The Lyon manufacturer has neither equipment nor workers. He gives hemmed pieces and weft to small industrialists who own one or more looms.
This is already a violation of all economic laws: excessive costs, lengthening of the work, sometimes failure to execute the manufacturer's orders, lack of supervision, unnecessary transhipments, etc. This is not all. And that's not all. The workshop manager, who receives the work at first hand and who, in fact, is a sort of contractor, has under his orders sub-contractors or journeymen, who operate the looms and take care of the work at second hand. However, the contractor, who takes no part in the work, will share with the subcontractor the price allocated by the manufacturer.
This multiplicity of cogs and intermediaries between the real producer and the buyer must increase the price of the article delivered to the trade by a considerable amount. Moreover, the manufacturer, the workshop manager and the journeyman are not bound to each other by any treaty, by any lasting interest.
The journeyman leaves one boss for another as soon as he finds that other boss a more advantageous remuneration; in turn, the workshop manager leaves a manufacturer as soon as he finds it in his interest to make one piece rather than another. This leads to delays and exaggerated price demands; it sometimes makes it impossible for the manufacturer to get an order filled, even if the order is of mediocre quality or quantity.
Such a state of affairs could not be established without causing great prejudice to the Lyon trade.
Manufacturers had to look for conditions more favourable to their interests, outside the Lyon area, and so they took their orders to the countryside, to rural workshop managers who, being able to carry out their work at lower prices than the workers in the city, managed to do a large part of the work which had previously been carried out by the Lyonnais canuts.
Let us add that this work of countryside, formerly limited to the plain fabrics, already monopolizes the shaped fabrics.
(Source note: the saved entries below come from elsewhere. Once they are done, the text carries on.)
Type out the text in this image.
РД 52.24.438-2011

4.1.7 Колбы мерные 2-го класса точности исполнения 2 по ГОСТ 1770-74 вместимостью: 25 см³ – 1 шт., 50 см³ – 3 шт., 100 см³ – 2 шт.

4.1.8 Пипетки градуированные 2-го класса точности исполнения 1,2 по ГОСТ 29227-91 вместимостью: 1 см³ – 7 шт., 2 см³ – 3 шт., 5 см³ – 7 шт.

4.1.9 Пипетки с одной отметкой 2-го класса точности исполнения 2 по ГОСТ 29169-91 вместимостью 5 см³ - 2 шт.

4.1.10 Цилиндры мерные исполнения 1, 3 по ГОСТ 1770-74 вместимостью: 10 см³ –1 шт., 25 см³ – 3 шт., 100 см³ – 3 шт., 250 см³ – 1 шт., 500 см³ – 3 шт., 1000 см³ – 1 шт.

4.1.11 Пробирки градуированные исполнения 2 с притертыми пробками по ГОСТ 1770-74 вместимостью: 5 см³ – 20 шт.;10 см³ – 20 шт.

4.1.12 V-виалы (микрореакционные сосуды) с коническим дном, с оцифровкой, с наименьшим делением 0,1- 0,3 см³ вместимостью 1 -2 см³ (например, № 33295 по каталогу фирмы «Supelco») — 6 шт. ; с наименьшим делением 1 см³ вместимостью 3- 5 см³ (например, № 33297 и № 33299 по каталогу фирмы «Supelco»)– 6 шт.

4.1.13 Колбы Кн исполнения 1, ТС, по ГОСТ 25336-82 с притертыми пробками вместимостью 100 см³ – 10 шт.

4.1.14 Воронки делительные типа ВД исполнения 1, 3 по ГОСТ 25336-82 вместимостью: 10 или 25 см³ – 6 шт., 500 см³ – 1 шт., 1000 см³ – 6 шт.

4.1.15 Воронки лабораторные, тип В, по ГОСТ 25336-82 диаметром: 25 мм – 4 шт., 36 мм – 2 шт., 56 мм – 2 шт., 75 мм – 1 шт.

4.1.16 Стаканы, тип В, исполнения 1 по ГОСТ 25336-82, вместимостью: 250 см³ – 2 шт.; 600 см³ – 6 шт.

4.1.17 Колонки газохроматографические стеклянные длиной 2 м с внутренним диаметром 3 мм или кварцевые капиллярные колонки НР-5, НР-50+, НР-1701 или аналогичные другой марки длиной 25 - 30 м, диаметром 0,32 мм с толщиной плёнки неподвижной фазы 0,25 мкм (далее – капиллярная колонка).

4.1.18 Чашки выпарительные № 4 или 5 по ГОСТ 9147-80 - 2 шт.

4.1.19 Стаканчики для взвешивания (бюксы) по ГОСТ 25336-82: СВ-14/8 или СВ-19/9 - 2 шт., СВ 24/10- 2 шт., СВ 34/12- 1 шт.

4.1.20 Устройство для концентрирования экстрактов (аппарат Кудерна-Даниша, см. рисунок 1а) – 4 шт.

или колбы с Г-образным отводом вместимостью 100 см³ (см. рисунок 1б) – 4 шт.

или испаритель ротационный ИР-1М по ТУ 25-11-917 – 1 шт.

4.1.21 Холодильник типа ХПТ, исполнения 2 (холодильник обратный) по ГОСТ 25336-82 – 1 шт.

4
The rural labourer gives the fashioned fabric at a lower price, but he makes it faded, a little undoubtedly, but sufficiently to make people prefer the English products executed promptly in well-assembled factories with a considerable staff.
Let us hope that men as intelligent as the Lyonnais, workers, manufacturers, merchants, among whom France counts European notabilities, such as Messrs. Arlès-Dufour, Brossette and others, will understand all that is defective in the regime whose defects we are not the first to point out, and that they will know how to modify the old practices, as has been done elsewhere for the working of linen, hemp, cotton and wool, with a view to fighting against foreign competition. Lyon has great capital and high industrial intelligence. Reform is not beyond its powers.
As for the silkworm disease, it is good to note that it has not existed in Algeria for some years, and Algeria is a French land like the communes of the Rhone valley. Mulberry trees are flourishing there. Already Lyonnais, Messrs Arlès-Dufour, Philippe, Ponson, Brossette, Gaillard-Germain and others, own large and beautiful properties in our colony. Let this example be followed by others, and soon Lyon will no longer be obliged to go abroad to find altered raw materials.
Let us say, in conclusion, that the engraving we are giving represents the showcases of the main exhibitors of Lyon's industry, in which the magnetic fabrics of Messrs. Schulz and Béraud, Lamy and Giraud, Laboré and Barbequot, Caquet Vauzelle and Côte, for shaped fabrics, mixed with gold and silver; Mathevon and Bouvard, for shaped furniture; Grand frères who exhibited curtains made for H. M. l'Impératrice; L. Vanel et Cie, for church ornaments; Sève et Cie, Jules Gautier, for velvets; Bonnet, Ponson, Million, for plains, etc.
Despite the criticism we have made, the Lyon exhibition attests that its industry, remaining perfect, can once again become prosperous.